There is a certain probability that a future change to method a() will require changes in methods in other classes. There is also a certain probability that a future change to method b() will require changes in methods in other classes. The probability that such ripple changes will occur for method a(), however, will usually be lower than that for method b() simply because method b() may be depended upon by more classes.
This reduced probability of ripple impacts is a key benefit of encapsulation.
Consider the maximum potential number of source code dependencies (MPE - the acronym is from graph theory) in any program. Extrapolating from the definitions above, we can say that, given two programs delivering identical functionality to users, the program with the lowest MPE is better encapsulated, and that statistically the more well-encapsulated program will be cheaper to maintain and develop, because the cost of the maximum potential change to it will be lower than the maximum potential change to the less well-encapsulated system.
Consider, furthermore, a language with just methods and no classes and hence no means of information hiding methods from one another. Let's say our program has 1000 methods. What is the MPE of this program?
Encapsulation theory tells us that, given a system of n public nodes, the MPE of this system is n(n-1). Thus the MPE of our 1000 public methods is 999,000.
Now let's break that system into two classes, each having 500 methods. As we now have classes, we can choose to have some methods public and some methods private. This will be the case unless every method is actually dependent on every other method (which is unlikely). Let's say that 50 methods in each class is public. What would the MPE of the system be?
Encapsulation theory tells us it's: n((n/r) -1 + (r-1)p) where r is the number of classes, and p is the number of public methods per class. This would give our two-class system an MPE of 499,000. Thus the maximum potential cost of a change in this two-class system is already substantially lower than that of the unencapsulated system.
Let's say you break your system into 3 classes, each having 333 classes (well, one will have 334), and again each with 50 public methods. What's the MPE? Using the above equation again, the MPE would be approximately 482,000.

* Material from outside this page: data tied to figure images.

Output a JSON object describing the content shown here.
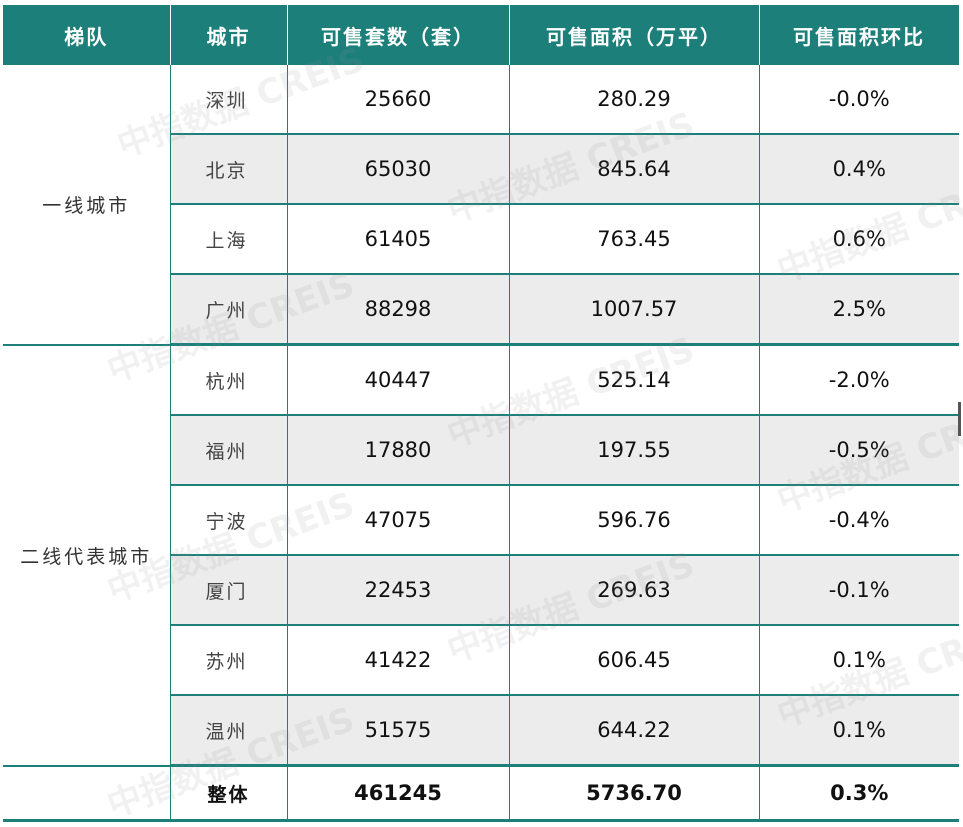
{
  "columns": [
    "梯队",
    "城市",
    "可售套数（套）",
    "可售面积（万平）",
    "可售面积环比"
  ],
  "tiers": [
    {
      "label": "一线城市",
      "rows": [
        {
          "city": "深圳",
          "units": "25660",
          "area": "280.29",
          "mom": "-0.0%",
          "trend": "zero"
        },
        {
          "city": "北京",
          "units": "65030",
          "area": "845.64",
          "mom": "0.4%",
          "trend": "pos"
        },
        {
          "city": "上海",
          "units": "61405",
          "area": "763.45",
          "mom": "0.6%",
          "trend": "pos"
        },
        {
          "city": "广州",
          "units": "88298",
          "area": "1007.57",
          "mom": "2.5%",
          "trend": "pos"
        }
      ]
    },
    {
      "label": "二线代表城市",
      "rows": [
        {
          "city": "杭州",
          "units": "40447",
          "area": "525.14",
          "mom": "-2.0%",
          "trend": "neg"
        },
        {
          "city": "福州",
          "units": "17880",
          "area": "197.55",
          "mom": "-0.5%",
          "trend": "neg"
        },
        {
          "city": "宁波",
          "units": "47075",
          "area": "596.76",
          "mom": "-0.4%",
          "trend": "neg"
        },
        {
          "city": "厦门",
          "units": "22453",
          "area": "269.63",
          "mom": "-0.1%",
          "trend": "neg"
        },
        {
          "city": "苏州",
          "units": "41422",
          "area": "606.45",
          "mom": "0.1%",
          "trend": "pos"
        },
        {
          "city": "温州",
          "units": "51575",
          "area": "644.22",
          "mom": "0.1%",
          "trend": "pos"
        }
      ]
    }
  ],
  "total": {
    "label": "整体",
    "units": "461245",
    "area": "5736.70",
    "mom": "0.3%",
    "trend": "pos"
  },
  "watermark": "中指数据 CREIS",
  "colors": {
    "header_bg": "#1c7f7a",
    "shade": "#ececec",
    "positive": "#2aa84a",
    "negative": "#e0201d"
  }
}
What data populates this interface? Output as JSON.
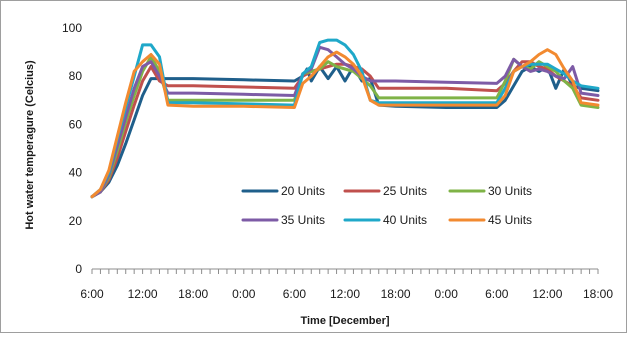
{
  "chart_data": {
    "type": "line",
    "xlabel": "Time [December]",
    "ylabel": "Hot water temperagure (Celcius)",
    "ylim": [
      0,
      100
    ],
    "yticks": [
      0,
      20,
      40,
      60,
      80,
      100
    ],
    "x_unit": "hours from start",
    "xlim": [
      0,
      60
    ],
    "xticks": [
      {
        "x": 0,
        "label": "6:00"
      },
      {
        "x": 6,
        "label": "12:00"
      },
      {
        "x": 12,
        "label": "18:00"
      },
      {
        "x": 18,
        "label": "0:00"
      },
      {
        "x": 24,
        "label": "6:00"
      },
      {
        "x": 30,
        "label": "12:00"
      },
      {
        "x": 36,
        "label": "18:00"
      },
      {
        "x": 42,
        "label": "0:00"
      },
      {
        "x": 48,
        "label": "6:00"
      },
      {
        "x": 54,
        "label": "12:00"
      },
      {
        "x": 60,
        "label": "18:00"
      }
    ],
    "minor_tick_step": 1,
    "grid": false,
    "legend_position": "lower-right inside plot, 3 columns",
    "series": [
      {
        "name": "20 Units",
        "color": "#1f5f8b",
        "points": [
          [
            0,
            30
          ],
          [
            1,
            32
          ],
          [
            2,
            36
          ],
          [
            3,
            43
          ],
          [
            4,
            52
          ],
          [
            5,
            62
          ],
          [
            6,
            72
          ],
          [
            7,
            79
          ],
          [
            8,
            79
          ],
          [
            12,
            79
          ],
          [
            18,
            78.5
          ],
          [
            24,
            78
          ],
          [
            25,
            80
          ],
          [
            25.5,
            83
          ],
          [
            26,
            78
          ],
          [
            27,
            84
          ],
          [
            28,
            79
          ],
          [
            29,
            84
          ],
          [
            30,
            78
          ],
          [
            31,
            84
          ],
          [
            32,
            78
          ],
          [
            33,
            79
          ],
          [
            34,
            68
          ],
          [
            36,
            67.5
          ],
          [
            42,
            67
          ],
          [
            48,
            67
          ],
          [
            49,
            70
          ],
          [
            50,
            76
          ],
          [
            51,
            82
          ],
          [
            52,
            84
          ],
          [
            53,
            82
          ],
          [
            54,
            84
          ],
          [
            55,
            75
          ],
          [
            56,
            83
          ],
          [
            57,
            76
          ],
          [
            58,
            75
          ],
          [
            60,
            74
          ]
        ]
      },
      {
        "name": "25 Units",
        "color": "#c0504d",
        "points": [
          [
            0,
            30
          ],
          [
            1,
            32
          ],
          [
            2,
            37
          ],
          [
            3,
            46
          ],
          [
            4,
            57
          ],
          [
            5,
            68
          ],
          [
            6,
            78
          ],
          [
            7,
            84
          ],
          [
            8,
            78
          ],
          [
            9,
            76
          ],
          [
            12,
            76
          ],
          [
            18,
            75.5
          ],
          [
            24,
            75
          ],
          [
            25,
            80
          ],
          [
            26,
            82
          ],
          [
            27,
            83
          ],
          [
            28,
            84
          ],
          [
            29,
            85
          ],
          [
            30,
            85
          ],
          [
            31,
            84
          ],
          [
            32,
            83
          ],
          [
            33,
            80
          ],
          [
            34,
            75
          ],
          [
            36,
            75
          ],
          [
            42,
            75
          ],
          [
            48,
            74
          ],
          [
            49,
            77
          ],
          [
            50,
            82
          ],
          [
            51,
            86
          ],
          [
            52,
            86
          ],
          [
            53,
            84
          ],
          [
            54,
            83
          ],
          [
            55,
            80
          ],
          [
            56,
            78
          ],
          [
            57,
            76
          ],
          [
            58,
            71
          ],
          [
            60,
            70
          ]
        ]
      },
      {
        "name": "30 Units",
        "color": "#7fb347",
        "points": [
          [
            0,
            30
          ],
          [
            1,
            32
          ],
          [
            2,
            38
          ],
          [
            3,
            49
          ],
          [
            4,
            61
          ],
          [
            5,
            72
          ],
          [
            6,
            82
          ],
          [
            7,
            88
          ],
          [
            8,
            82
          ],
          [
            9,
            70
          ],
          [
            12,
            70
          ],
          [
            18,
            70
          ],
          [
            24,
            70
          ],
          [
            25,
            81
          ],
          [
            26,
            82
          ],
          [
            27,
            83
          ],
          [
            28,
            86
          ],
          [
            29,
            84
          ],
          [
            30,
            83
          ],
          [
            31,
            82
          ],
          [
            32,
            79
          ],
          [
            33,
            76
          ],
          [
            34,
            71
          ],
          [
            36,
            71
          ],
          [
            42,
            71
          ],
          [
            48,
            71
          ],
          [
            49,
            78
          ],
          [
            50,
            87
          ],
          [
            51,
            84
          ],
          [
            52,
            83
          ],
          [
            53,
            86
          ],
          [
            54,
            84
          ],
          [
            55,
            82
          ],
          [
            56,
            78
          ],
          [
            57,
            75
          ],
          [
            58,
            68
          ],
          [
            60,
            67
          ]
        ]
      },
      {
        "name": "35 Units",
        "color": "#7d5ba6",
        "points": [
          [
            0,
            30
          ],
          [
            1,
            32
          ],
          [
            2,
            39
          ],
          [
            3,
            51
          ],
          [
            4,
            63
          ],
          [
            5,
            75
          ],
          [
            6,
            84
          ],
          [
            7,
            86
          ],
          [
            8,
            80
          ],
          [
            9,
            73
          ],
          [
            12,
            73
          ],
          [
            18,
            72.5
          ],
          [
            24,
            72
          ],
          [
            25,
            81
          ],
          [
            26,
            83
          ],
          [
            27,
            92
          ],
          [
            28,
            91
          ],
          [
            29,
            88
          ],
          [
            30,
            85
          ],
          [
            31,
            83
          ],
          [
            32,
            80
          ],
          [
            33,
            78
          ],
          [
            34,
            78
          ],
          [
            36,
            78
          ],
          [
            42,
            77.5
          ],
          [
            48,
            77
          ],
          [
            49,
            80
          ],
          [
            50,
            87
          ],
          [
            51,
            84
          ],
          [
            52,
            82
          ],
          [
            53,
            83
          ],
          [
            54,
            82
          ],
          [
            55,
            80
          ],
          [
            56,
            79
          ],
          [
            57,
            84
          ],
          [
            58,
            73
          ],
          [
            60,
            72
          ]
        ]
      },
      {
        "name": "40 Units",
        "color": "#1fa8c9",
        "points": [
          [
            0,
            30
          ],
          [
            1,
            33
          ],
          [
            2,
            40
          ],
          [
            3,
            54
          ],
          [
            4,
            67
          ],
          [
            5,
            80
          ],
          [
            6,
            93
          ],
          [
            7,
            93
          ],
          [
            8,
            88
          ],
          [
            9,
            69
          ],
          [
            12,
            69
          ],
          [
            18,
            68.5
          ],
          [
            24,
            68
          ],
          [
            25,
            81
          ],
          [
            26,
            84
          ],
          [
            27,
            94
          ],
          [
            28,
            95
          ],
          [
            29,
            95
          ],
          [
            30,
            93
          ],
          [
            31,
            89
          ],
          [
            32,
            82
          ],
          [
            33,
            70
          ],
          [
            34,
            69
          ],
          [
            36,
            69
          ],
          [
            42,
            69
          ],
          [
            48,
            69
          ],
          [
            49,
            75
          ],
          [
            50,
            82
          ],
          [
            51,
            84
          ],
          [
            52,
            85
          ],
          [
            53,
            85
          ],
          [
            54,
            85
          ],
          [
            55,
            83
          ],
          [
            56,
            81
          ],
          [
            57,
            78
          ],
          [
            58,
            76
          ],
          [
            60,
            75
          ]
        ]
      },
      {
        "name": "45 Units",
        "color": "#f28a30",
        "points": [
          [
            0,
            30
          ],
          [
            1,
            33
          ],
          [
            2,
            41
          ],
          [
            3,
            55
          ],
          [
            4,
            69
          ],
          [
            5,
            82
          ],
          [
            6,
            86
          ],
          [
            7,
            89
          ],
          [
            8,
            85
          ],
          [
            9,
            68
          ],
          [
            12,
            67.5
          ],
          [
            18,
            67.5
          ],
          [
            24,
            67
          ],
          [
            25,
            77
          ],
          [
            26,
            80
          ],
          [
            27,
            84
          ],
          [
            28,
            88
          ],
          [
            29,
            90
          ],
          [
            30,
            88
          ],
          [
            31,
            85
          ],
          [
            32,
            80
          ],
          [
            33,
            70
          ],
          [
            34,
            68
          ],
          [
            36,
            68
          ],
          [
            42,
            68
          ],
          [
            48,
            68
          ],
          [
            49,
            72
          ],
          [
            50,
            82
          ],
          [
            51,
            84
          ],
          [
            52,
            86
          ],
          [
            53,
            89
          ],
          [
            54,
            91
          ],
          [
            55,
            89
          ],
          [
            56,
            83
          ],
          [
            57,
            78
          ],
          [
            58,
            69
          ],
          [
            60,
            68
          ]
        ]
      }
    ]
  }
}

If the system is broken into 4 classes of 250 methods each, the MPE will would be 449,000.
If may seem that increasing the number of classes in our system will always decrease its MPE, but this is not so. Encapsulation theory shows that the number of classes into which the system should be decomposed to minimise MPE is: r = sqrt(n/p), which for our system is actually 4. A system with 6 classes, for example, would have an MPE of 465,666.
The Principle of Burden takes two forms.
The strong form states that the burden of transforming a collection of entities is a function of the number of entities transformed. The weak form states that the maximum potential burden of transforming a collection of entities is a function of the maximum potential number of entities transformed.
In slightly more detail, the burden of creating or modifying any software system is a function of the number of program units created or modified.
Program units that depend on a particular, modified program unit have a higher probability of being impacted than program units that do not depend on the modified program unit.
The maximum potential burden an modified program unit can impose is the impacting of all program units that depend on it.
Reducing the dependencies on an modified program unit therefore reduces the probability that its update will impact other program units and so reduces the maximum potential burden that that program unit can impose.
Reducing the maximum potential number of dependencies between all program units in a system therefore reduces the probability that an impact to a particular program unit will cause updates to other program units, and thus reduces the maximum potential burden of all updates.
Thus, encapsulation is a foundation stone of object orientation and encapsulation helps us to reduce the maximum potential number of dependencies between all program units and to mitigate the weak form of the Principle of Burden.